After I passed the bar exam, Uncle Horace called to congratulate me, and he asked if he could present me to the court for admission. That required a separate ceremony, which he arranged. He drove to Winston-Salem on September 18, 2006, and brought with him an 1895 Bible given to Uncle Wat by his father, a circuit-riding Methodist minister. Uncle Wat used the Bible for every oath of office he took—superior court judge, associate justice, and for each of five terms as chief justice—and eventually left it to his brother, my great-grandfather Horace E. Stacy, Sr., who gave it to his son (my great-uncle). Uncle Horace used it for his oath of admission to the Bar in 1956. He insisted that I use it for my oath and inscribe it afterwards in the pattern of the others who held it. About a dozen lawyers from my firm came to witness the ceremony, and they were spellbound (along with the presiding judge) as my uncle, who had signed most of their bar certificates while chair of the Board of Law Examiners, told the story of the Bible and moved my admission.

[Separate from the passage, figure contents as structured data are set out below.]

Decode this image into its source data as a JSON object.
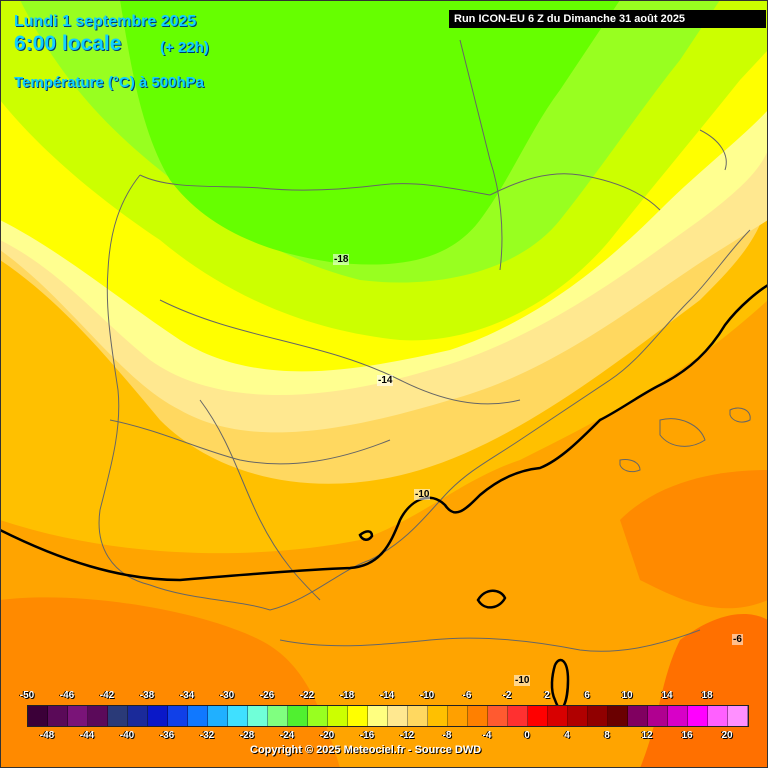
{
  "header": {
    "date_line": "Lundi 1 septembre 2025",
    "time_line": "6:00 locale",
    "lead_time": "(+ 22h)",
    "parameter": "Température (°C) à 500hPa",
    "run_info": "Run ICON-EU 6 Z du Dimanche 31 août 2025"
  },
  "contour_labels": [
    {
      "name": "isotherm-label-minus18",
      "text": "-18"
    },
    {
      "name": "isotherm-label-minus14",
      "text": "-14"
    },
    {
      "name": "isotherm-label-minus10",
      "text": "-10"
    },
    {
      "name": "isotherm-label-minus10-south",
      "text": "-10"
    },
    {
      "name": "isotherm-label-minus6",
      "text": "-6"
    }
  ],
  "legend": {
    "upper_ticks": [
      "-50",
      "-46",
      "-42",
      "-38",
      "-34",
      "-30",
      "-26",
      "-22",
      "-18",
      "-14",
      "-10",
      "-6",
      "-2",
      "2",
      "6",
      "10",
      "14",
      "18"
    ],
    "lower_ticks": [
      "-48",
      "-44",
      "-40",
      "-36",
      "-32",
      "-28",
      "-24",
      "-20",
      "-16",
      "-12",
      "-8",
      "-4",
      "0",
      "4",
      "8",
      "12",
      "16",
      "20"
    ],
    "colors": [
      "#3b0038",
      "#5a0a58",
      "#7a1478",
      "#5b0a5a",
      "#2a3a78",
      "#1a2a9a",
      "#0a18c8",
      "#1040e8",
      "#1078ff",
      "#20b0ff",
      "#40e0ff",
      "#70ffd8",
      "#80ff80",
      "#50f030",
      "#98ff20",
      "#ccff00",
      "#ffff00",
      "#ffff80",
      "#ffe890",
      "#ffd860",
      "#ffc000",
      "#ffa000",
      "#ff8000",
      "#ff5a30",
      "#ff3030",
      "#ff0000",
      "#d80000",
      "#b00000",
      "#900000",
      "#6a0000",
      "#800060",
      "#b00090",
      "#d800c8",
      "#ff00ff",
      "#ff60ff",
      "#ff90ff"
    ]
  },
  "copyright": "Copyright © 2025 Meteociel.fr - Source DWD"
}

My uncle didn’t love me any more because I became a lawyer, but I do think he liked seeing a new Stacy family lawyer, continuing a tradition started in 1908. (There was actually a very short break in the line for six months in 1956 between the death of Horace E. Stacy, Sr., and my Uncle Horace’s admission to the bar, but my great-grandfather’s partner left the name of the firm intact for that period in anticipation of the younger Stacy’s arrival.)
More like them
I’ve been admitted to the bar for ten years, but I only had a “real” law practice for the first two of those ten years. I took an administrative position at Wake Forest, then a faculty appointment, and so my practice has been in the classroom and in pro bono work with the Civil Air Patrol and North Carolina Legal Aid. Almost nothing I do would be the same without my identity as a lawyer, though, and so the anniversary means something to me. Perhaps it is most important as an occasion to reflect on how I can be more like my three lawyer uncles.
There are plenty of jokes about the world not needing any more lawyers, but I know the world needs more men like my three great uncles. On my best days, I hope I honor their legacies. They still inspire me.